ARE ALL PARTNERSHIPS SINKING SHIPS?
Updated: May 28, 2019
The Beatles broke up way too soon. John Lennon and Paul McCartney were one of the most prolific and successful songwriting teams in history--just imagine the music they could have produced if their partnership had lasted longer. The Rolling Stones purportedly have fought like cats and dogs over the years but are still together. What has made the difference?
I have a friend who says that the only ship that's guaranteed to sink from the day it's launched is a partnership. I'm sure he said this at least somewhat tongue-in-cheek, because we all know partnerships that have endured the test of time.
So what makes a partnership last versus becoming a sinking ship? Without going through the entire strategic planning checklist, below are some important questions to answer before (or even after) launching a partnership.
As I've said many times in many parts of this great nation--ambiguity is the enemy. High performance requires teamwork, teamwork is based on trust, and trust is based on doing what you say you'll do.
That's why it's so important for the potential partners to say what they'll do in the beginning to see if they have values and priorities alignment. If you don't, then you can save yourself a lot of time and money by not going forward, because these values and priorities are what will drive your future decisions. Without this alignment, future conflict and frustration are guaranteed right out of the gate.

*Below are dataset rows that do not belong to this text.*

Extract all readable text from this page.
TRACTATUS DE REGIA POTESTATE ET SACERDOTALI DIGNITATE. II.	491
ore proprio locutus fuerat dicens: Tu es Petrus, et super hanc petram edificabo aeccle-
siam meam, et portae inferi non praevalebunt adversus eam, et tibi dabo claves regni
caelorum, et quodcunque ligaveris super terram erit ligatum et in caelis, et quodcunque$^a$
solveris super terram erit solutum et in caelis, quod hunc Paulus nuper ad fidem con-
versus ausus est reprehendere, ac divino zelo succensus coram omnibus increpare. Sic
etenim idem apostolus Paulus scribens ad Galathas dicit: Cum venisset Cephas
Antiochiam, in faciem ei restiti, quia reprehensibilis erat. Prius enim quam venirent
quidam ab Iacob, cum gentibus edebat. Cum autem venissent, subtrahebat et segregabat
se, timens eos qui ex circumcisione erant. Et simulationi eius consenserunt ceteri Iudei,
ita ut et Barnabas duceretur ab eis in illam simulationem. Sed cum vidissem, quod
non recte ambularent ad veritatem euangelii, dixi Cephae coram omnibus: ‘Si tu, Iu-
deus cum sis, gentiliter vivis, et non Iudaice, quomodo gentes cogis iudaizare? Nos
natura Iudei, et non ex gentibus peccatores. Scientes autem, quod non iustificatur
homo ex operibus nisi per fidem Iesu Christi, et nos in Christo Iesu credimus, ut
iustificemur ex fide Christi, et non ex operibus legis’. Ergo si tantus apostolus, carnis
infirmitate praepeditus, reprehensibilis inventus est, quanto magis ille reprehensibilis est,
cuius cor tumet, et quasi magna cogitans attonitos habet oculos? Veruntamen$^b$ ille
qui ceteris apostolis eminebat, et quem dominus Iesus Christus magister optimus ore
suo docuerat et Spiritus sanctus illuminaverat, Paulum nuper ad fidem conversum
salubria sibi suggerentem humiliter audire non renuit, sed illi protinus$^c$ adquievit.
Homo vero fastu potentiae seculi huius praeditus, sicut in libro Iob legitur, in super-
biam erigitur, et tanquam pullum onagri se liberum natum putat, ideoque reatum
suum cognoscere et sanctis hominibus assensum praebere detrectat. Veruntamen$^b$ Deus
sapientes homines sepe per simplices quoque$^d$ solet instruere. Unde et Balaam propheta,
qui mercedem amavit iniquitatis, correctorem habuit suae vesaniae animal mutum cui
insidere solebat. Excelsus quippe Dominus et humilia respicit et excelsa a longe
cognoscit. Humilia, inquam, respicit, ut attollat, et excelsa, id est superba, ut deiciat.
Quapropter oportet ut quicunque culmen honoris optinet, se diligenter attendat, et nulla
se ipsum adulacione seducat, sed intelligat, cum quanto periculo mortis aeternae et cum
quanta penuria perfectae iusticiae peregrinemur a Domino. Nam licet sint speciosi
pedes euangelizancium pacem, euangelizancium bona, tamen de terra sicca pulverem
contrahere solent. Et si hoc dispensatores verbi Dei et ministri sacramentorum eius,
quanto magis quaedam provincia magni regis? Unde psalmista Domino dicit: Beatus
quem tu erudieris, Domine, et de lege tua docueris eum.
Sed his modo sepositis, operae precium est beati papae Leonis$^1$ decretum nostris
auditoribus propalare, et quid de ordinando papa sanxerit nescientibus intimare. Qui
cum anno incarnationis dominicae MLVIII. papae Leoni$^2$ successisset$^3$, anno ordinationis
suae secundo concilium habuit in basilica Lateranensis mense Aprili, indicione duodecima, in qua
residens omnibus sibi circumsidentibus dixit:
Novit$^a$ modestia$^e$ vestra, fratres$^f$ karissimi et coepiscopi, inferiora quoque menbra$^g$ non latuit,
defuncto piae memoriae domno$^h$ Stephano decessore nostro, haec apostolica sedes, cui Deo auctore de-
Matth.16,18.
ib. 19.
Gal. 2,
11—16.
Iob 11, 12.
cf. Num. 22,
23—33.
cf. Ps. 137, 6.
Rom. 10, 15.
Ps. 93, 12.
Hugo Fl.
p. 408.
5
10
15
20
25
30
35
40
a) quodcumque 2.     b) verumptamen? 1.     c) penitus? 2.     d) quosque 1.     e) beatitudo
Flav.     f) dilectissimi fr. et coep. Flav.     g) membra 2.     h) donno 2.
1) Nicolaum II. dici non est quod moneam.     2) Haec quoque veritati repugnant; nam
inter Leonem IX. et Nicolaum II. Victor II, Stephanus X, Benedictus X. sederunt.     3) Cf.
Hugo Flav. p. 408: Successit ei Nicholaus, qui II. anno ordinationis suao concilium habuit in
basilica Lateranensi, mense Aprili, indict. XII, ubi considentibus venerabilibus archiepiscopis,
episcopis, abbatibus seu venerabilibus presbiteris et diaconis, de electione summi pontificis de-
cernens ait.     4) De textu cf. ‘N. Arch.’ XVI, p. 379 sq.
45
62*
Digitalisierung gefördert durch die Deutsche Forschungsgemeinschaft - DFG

It's best to answer these questions before you have a disagreement. If you wait until there is a conflict and people are annoyed with you about something, they're much harder to negotiate with. Also, the more successful the company is, and the more money there is to fight over, the more likely there will be a fight.
Are you selling something people want to buy; i.e., do you have a viable business model?
How will you generate revenue? This may sound ultra-basic, but I've seen many businesses lose sight of the fact that, without revenue, nothing else really matters.
What is your vision for the partnership? For example, are you building a company to sell in five years, or are you building a company your children can work in (BTW, this is another whole discussion)?
Does everyone feel compensated fairly for their contribution to the success of the company? People are always telling me that the world isn't fair, which is total malarkey. The world isn't anything, it's just the world. Some people are fair and some aren't; don't partner with those who aren't.
How will you calculate contribution to the success of the company and subsequent compensation? For example, if people are in a sales role bringing in revenue, do they deserve more of the money than people who are in a manufacturing/service delivery role?
How and when will you divide the revenue and profits?
How can partners leave when they want to without a huge hassle?
How will you fire a partner for non-performance?
How will you handle a partner who becomes disabled and can't work anymore?
How will you handle a partner who dies? For example, do you really want to be in business with his/her spouse?
Speaking of which, what is your policy on hiring family and friends into the company? Are they held to the same standards of performance as everyone else?
How will you dissolve the partnership if the company fails?
Choose partners whose values and priorities align with yours, people you're proud to be in business with.
Ambiguity is the enemy and will inevitably create conflict if left unaddressed; get clear on goals, roles, compensation, etc. before you launch the partnership.
Once you launch your partnership, spend enough time on proactive communication and teamwork to keep ambiguity at bay and maximize your financial success.